Joseph Abah, an Accounting Officer in Vestergaard Frandsen Nigeria Limited, lives in Kpeyegyi.
“The water situation in this area is extremely bad. In this community, the only source of water is well water or privately individuals that own boreholes. We do buy water from the water vendors (mai ruwas) and a rubber cost N 20; by the time you calculated five rubbers, you’re spending N100 which you can use to do some other things that are very necessary and I don’t think most people can afford it.
“The problem of water in this community is a serious one that we need the Ministry of Water Resources to come to our aid. Sometimes people fetch water from the well to cook and I would not guarantee that is hygienic or safe water for one to use in cooking or to drink, even in bathing.”

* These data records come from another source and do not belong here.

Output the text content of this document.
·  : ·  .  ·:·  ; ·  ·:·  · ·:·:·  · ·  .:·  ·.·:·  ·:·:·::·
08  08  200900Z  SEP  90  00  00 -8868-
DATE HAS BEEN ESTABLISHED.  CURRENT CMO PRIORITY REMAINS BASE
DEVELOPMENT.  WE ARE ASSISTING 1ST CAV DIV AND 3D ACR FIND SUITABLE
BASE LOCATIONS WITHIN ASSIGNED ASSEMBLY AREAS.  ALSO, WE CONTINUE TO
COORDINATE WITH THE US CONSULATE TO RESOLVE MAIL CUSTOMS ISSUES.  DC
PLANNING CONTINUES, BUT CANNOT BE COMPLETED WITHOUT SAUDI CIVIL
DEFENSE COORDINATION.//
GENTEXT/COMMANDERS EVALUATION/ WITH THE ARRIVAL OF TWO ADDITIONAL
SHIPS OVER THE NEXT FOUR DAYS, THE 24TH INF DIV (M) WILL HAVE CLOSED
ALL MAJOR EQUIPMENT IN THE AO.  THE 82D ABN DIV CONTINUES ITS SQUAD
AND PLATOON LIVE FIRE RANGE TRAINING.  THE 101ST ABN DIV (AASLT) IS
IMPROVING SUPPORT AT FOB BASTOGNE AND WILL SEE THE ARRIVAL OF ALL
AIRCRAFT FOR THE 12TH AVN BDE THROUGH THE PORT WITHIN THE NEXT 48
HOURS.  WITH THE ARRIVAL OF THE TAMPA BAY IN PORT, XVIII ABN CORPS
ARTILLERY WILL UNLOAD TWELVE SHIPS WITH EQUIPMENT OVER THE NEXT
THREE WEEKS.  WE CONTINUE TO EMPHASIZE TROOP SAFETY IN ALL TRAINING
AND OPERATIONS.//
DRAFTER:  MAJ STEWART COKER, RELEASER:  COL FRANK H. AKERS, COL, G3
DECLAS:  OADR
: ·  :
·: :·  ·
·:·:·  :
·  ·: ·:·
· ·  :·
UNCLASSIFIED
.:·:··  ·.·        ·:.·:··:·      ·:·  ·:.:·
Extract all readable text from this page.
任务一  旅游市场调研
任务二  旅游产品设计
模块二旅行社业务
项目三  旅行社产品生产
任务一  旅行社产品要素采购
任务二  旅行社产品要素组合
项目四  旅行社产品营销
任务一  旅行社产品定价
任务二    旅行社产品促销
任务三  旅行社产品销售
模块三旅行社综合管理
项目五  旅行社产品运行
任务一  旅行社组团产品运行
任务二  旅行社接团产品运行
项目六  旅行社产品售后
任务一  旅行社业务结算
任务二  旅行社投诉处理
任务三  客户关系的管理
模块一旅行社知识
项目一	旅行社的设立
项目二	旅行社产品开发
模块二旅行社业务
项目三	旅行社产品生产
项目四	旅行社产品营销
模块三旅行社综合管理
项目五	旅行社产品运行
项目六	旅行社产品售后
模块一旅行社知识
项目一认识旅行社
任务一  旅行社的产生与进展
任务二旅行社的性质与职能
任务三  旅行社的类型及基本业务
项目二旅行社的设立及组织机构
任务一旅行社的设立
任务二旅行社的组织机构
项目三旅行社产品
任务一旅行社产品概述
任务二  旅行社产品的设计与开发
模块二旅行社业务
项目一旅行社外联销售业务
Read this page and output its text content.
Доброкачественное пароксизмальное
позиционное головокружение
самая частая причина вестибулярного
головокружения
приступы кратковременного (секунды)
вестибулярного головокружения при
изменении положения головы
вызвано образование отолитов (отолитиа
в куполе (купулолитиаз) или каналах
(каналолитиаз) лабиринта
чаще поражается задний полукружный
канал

He suggested that in order to ameliorate the sufferings of residents, the government should provide boreholes in several locations in the community.
“We are really passing time in this community especially in this harmattan season, the well gets dried up and the only means of getting water is from the borehole. A lot of people go as far as the river to get water, so if government can think about it and provide us with boreholes I think it will save and lot of life,” he said.
Another resident, Mrs. Joy Aaron, a trader, was worried about the health implication the sources of water in the area to residents relying on the sources.
“The source of water in this area is well water and rivers that emanated from the rock. It is bad because people wash, bathe and also drink from the same water. Some people also use dirty fetchers or container to fetch from the well water.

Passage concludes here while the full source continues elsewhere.